Government has become so adept at selling political favors that scholarly treatises have been written about a veritable science of "political extortion." A case in point would be the book Money for Nothing: Politicians, Rent Extraction, and Political Extortion, by Fred S. McChesney (Harvard University Press, 1997). Much has been written about governments granting favors to businesses in return for "campaign contributions" or outright kickbacks, but McChesney focuses on an even more insidious phenomenon: politicians threatening to impose menacing costs on businesses or entire industries with regulation and taxation as "a form of political extortion or blackmail."

Political extortion or blackmail may take the form of threats of price controls, for example, or threats to withdraw occupational licenses, corporate charters or building permits. Or it can come in the form of threats to raise the cost of doing business through a special excise tax or an especially onerous regulation. The purpose of the threats, McChesney explains, is to solicit bribes (i.e. campaign contributions/kickbacks) from the threatened businesses or industries. Politicians even have their own language of political extortion and blackmail. McChesney quotes one pol as describing how, early in his career, he "came across the concept of u2018milker bills’." "Representative Sam, in need of campaign contributions, has a bill introduced which excites some constituency to urge Sam to work hard for its defeat (easily achieved), pouring funds into his campaign coffers and u2018forever’ endearing Sam to his constituency for his effectiveness."

"Cash cows" is another name for legislation that is threatened in order to "milk" campaign "contributions" from threatened industries and individuals. And then there are "juice bills" that are designed to "squeeze" cash out of threatened businesses. Not to be excluded from our political lexicon are "fetcher bills," designed for the same purpose — to "fetch" cash from corporate lobbyists with threatening legislation.

Among the examples of such political extortion cited by McChesney are:

  • Product liability legislation that is proposed periodically to fetch campaign cash from both sides of the debate.
  • Proposed legislation to restrict futures trading that fetches loads of cash from futures traders.
  • Proposed price controls on pharmaceuticals, which squeezed millions from the pharmaceutical industry.
  • Proposed price controls on cable television, which had the same effect.
  • Proposals to ban smoking altogether, or to impose even more onerous tobacco taxes, always fetches millions from the tobacco companies.
  • Proposals to increase excise taxes on alcoholic beverages are tried and true juicer bills.
  • Proposals to lower the legal blood alcohol content while driving always solicits millions from the alcoholic beverage industry.
  • Proposals to "tax the wealthy" more heavily and "make them pay their fare share" are classic examples of fetcher legislation.

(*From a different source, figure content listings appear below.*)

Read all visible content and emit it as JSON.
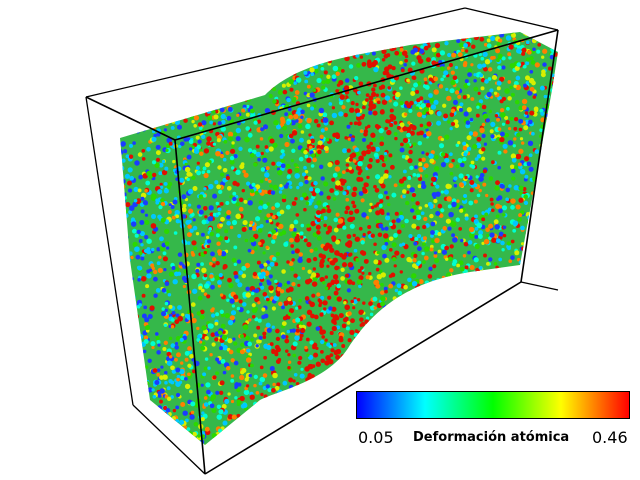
{
  "colorbar": {
    "min_label": "0.05",
    "max_label": "0.46",
    "title": "Deformación atómica",
    "colors": [
      "#0000ff",
      "#00ffff",
      "#00ff00",
      "#ffff00",
      "#ff0000"
    ]
  },
  "scene": {
    "particle_palette": [
      "#1a3cff",
      "#00c8ff",
      "#00ffd0",
      "#2bd800",
      "#d8ef00",
      "#ff8000",
      "#e01000"
    ],
    "box_edge_color": "#000000"
  }
}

In every case, once a sufficient amount of cash has been "extracted" from the threatened individuals, groups, and corporations, the menacing legislation is dropped. It is no different, in other words, from the underworld thugs who demand bribes in return for allowing a business to exist in "their" neighborhood, as portrayed in every movie about organized crime that has ever been made. Justice would require that several hundred members of the U.S. Congress (and the administration) be treated in exactly the same way that the governor of Illinois is being treated.